De hoogtijdagen in de off shore industrie zijn voorbij. De bewezen succesfactoren van de Nederlandse toeleveranciers volstaan niet meer om er bovenop te komen. De toeleveranciers moeten veel nauwer gaan samenwerken om het hoofd boven water te houden.
Uit onderzoek van KPMG naar de ontwikkelingen in de wereldwijde offshore industrie blijkt dat de hoogtijdagen in de sector inmiddels voorbij zijn, zeker voor de Nederlandse toeleveranciers. Eric Wesselman, partner bij KPMG en segmentleider Olie & Gas: ‘De successen van Nederlandse toeleveranciers konden in het verleden vooral gerealiseerd worden, omdat de prijs van olie hoog was en er voldoende ruimte was om te investeren. Door de typische Nederlandse ondernemingsgeest van dit soort veelal familiebedrijven waren zij in staat de afgelopen acht jaar gemiddeld 8% groei te realiseren. En dat ondanks de dip die er in 2009 was in de olieprijs.

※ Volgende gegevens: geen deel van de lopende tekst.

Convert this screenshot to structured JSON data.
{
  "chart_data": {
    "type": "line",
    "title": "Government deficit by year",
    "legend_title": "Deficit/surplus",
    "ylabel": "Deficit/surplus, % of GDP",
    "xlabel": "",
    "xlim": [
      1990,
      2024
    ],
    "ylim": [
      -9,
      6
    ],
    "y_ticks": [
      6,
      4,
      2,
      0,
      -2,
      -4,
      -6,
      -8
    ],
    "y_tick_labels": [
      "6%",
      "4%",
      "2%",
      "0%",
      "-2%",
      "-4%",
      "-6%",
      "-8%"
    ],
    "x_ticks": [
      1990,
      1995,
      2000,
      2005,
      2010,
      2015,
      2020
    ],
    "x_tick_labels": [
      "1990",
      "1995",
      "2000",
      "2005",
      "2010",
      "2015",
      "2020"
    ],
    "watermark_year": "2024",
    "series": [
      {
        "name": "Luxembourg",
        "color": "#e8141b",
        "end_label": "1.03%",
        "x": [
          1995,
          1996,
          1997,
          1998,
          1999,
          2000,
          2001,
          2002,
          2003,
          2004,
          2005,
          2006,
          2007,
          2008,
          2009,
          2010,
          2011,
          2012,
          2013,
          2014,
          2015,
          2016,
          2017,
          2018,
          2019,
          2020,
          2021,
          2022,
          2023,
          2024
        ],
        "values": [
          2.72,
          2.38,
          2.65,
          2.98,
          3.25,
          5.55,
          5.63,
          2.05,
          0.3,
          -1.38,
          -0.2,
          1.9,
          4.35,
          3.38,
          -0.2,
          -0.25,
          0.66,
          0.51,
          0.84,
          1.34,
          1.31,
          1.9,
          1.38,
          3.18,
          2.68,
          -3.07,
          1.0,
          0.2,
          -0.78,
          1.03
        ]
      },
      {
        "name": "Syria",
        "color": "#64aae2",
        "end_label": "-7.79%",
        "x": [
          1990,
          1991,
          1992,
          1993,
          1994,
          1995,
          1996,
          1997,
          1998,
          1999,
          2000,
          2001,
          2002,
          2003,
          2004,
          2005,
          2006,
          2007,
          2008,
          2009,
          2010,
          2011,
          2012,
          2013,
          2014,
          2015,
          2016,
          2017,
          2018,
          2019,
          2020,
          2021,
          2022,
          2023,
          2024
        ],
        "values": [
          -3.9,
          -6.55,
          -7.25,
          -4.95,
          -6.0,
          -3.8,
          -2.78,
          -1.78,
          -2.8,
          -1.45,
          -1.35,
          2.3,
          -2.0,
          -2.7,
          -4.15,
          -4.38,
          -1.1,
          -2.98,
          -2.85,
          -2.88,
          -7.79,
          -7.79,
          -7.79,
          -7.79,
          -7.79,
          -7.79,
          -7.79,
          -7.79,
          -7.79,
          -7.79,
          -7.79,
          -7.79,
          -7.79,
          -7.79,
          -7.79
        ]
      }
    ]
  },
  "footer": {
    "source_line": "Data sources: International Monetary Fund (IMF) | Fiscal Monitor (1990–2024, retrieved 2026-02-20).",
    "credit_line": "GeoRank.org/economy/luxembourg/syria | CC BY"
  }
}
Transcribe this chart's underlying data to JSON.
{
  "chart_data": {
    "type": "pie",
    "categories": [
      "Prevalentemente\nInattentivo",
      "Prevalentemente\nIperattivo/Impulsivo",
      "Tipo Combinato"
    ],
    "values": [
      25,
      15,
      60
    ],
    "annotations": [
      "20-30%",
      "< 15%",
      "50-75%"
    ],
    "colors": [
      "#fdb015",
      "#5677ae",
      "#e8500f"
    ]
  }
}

De afgelopen twee jaar is de olieprijs echter gedaald tot minder dan 40% van de oorspronkelijke waarde, hebben de verminderde investeringen geleid tot een reductie van het aantal banen met 20% en zijn de oliemaatschappijen druk doende lagere tarieven voor het winnen van olie te realiseren. De bewezen succesfactoren van de Nederlandse toeleveranciers, zoals hun ondernemingsgeest en drang naar innovatie, volstaan echter niet meer om er bovenop te komen. De spelregels zijn duidelijk veranderd.’
Overleven
Om te kunnen overleven zullen Nederlandse toeleveranciers dan ook veel inventiever moeten omgaan met de prijsschommelingen die de olie- en gasindustrie nu eenmaal kenmerkt, voorziet Camal Handor, partner bij de Operations Strategy Group van KPMG. Handor: ‘Natuurlijk moeten de bedrijven doorgaan met een aantal succesvolle strategieën, zoals internationalisering, diversificatie, innovatie en een uitmuntende bedrijfsvoering. Bovendien vormen bepaalde kernvaardigheden, die samenhangen met zowel de cultuur van een familiebedrijf als hun ondernemingsgeest, hiervoor een goede basis. Maar de bedrijven zouden ook wat verder vooruit moeten kijken. Het ‘scenario denken’, het vaststellen van een aantal verschillende strategieën die zicht bieden op de toekomst, zou duidelijk naar een hoger plan getild kunnen worden. Om een voorbeeld te geven. Veel bedrijven maken inmiddels gebruik van flexibele arbeidskrachten, waardoor ze meer bewegingsruimte hebben op het moment dat de pijplijn met projecten opdroogt. Maar veel bedrijven hebben nauwelijks nagedacht over de maatregelen die genomen moeten worden wanneer kostenreductie noodzakelijk wordt.’
‘Made in Holland’
Daarnaast moeten Nederlandse toeleveranciers veel meer met elkaar optrekken en zich meer als een hechte industrie positioneren. Handor: ‘Het ‘Made in Holland’ moet meer betekenis krijgen. En de samenwerking die hiervoor nodig is, zal op een heel ingenieuze wijze gestalte moeten krijgen. Bijvoorbeeld door de aanwezige kennis in de sector veel beter te benutten. Nederlandse toeleveranciers in de olie- en gassector kunnen bijvoorbeeld veel nauwer samenwerken in de toeleveringsketen met internationale oliebedrijven. Op deze manier zijn zij in staat om oplossingen te bedenken voor de groeiende financiering die noodzakelijk is voor belangrijke nieuwe exploratie- en productieprojecten. Maar toeleveranciers kunnen ook veel nauwer samenwerken als het gaat om innovatie en het ontwikkelen van disruptieve technologieën. En ook nauwere samenwerking met de overheid is een mogelijkheid, al is het alleen maar om ervoor te zorgen dat het overheidsbeleid er mede op gericht zal zijn dat alle offshore kennis die in de afgelopen vijftig jaar is opgebouwd veilig wordt gesteld.’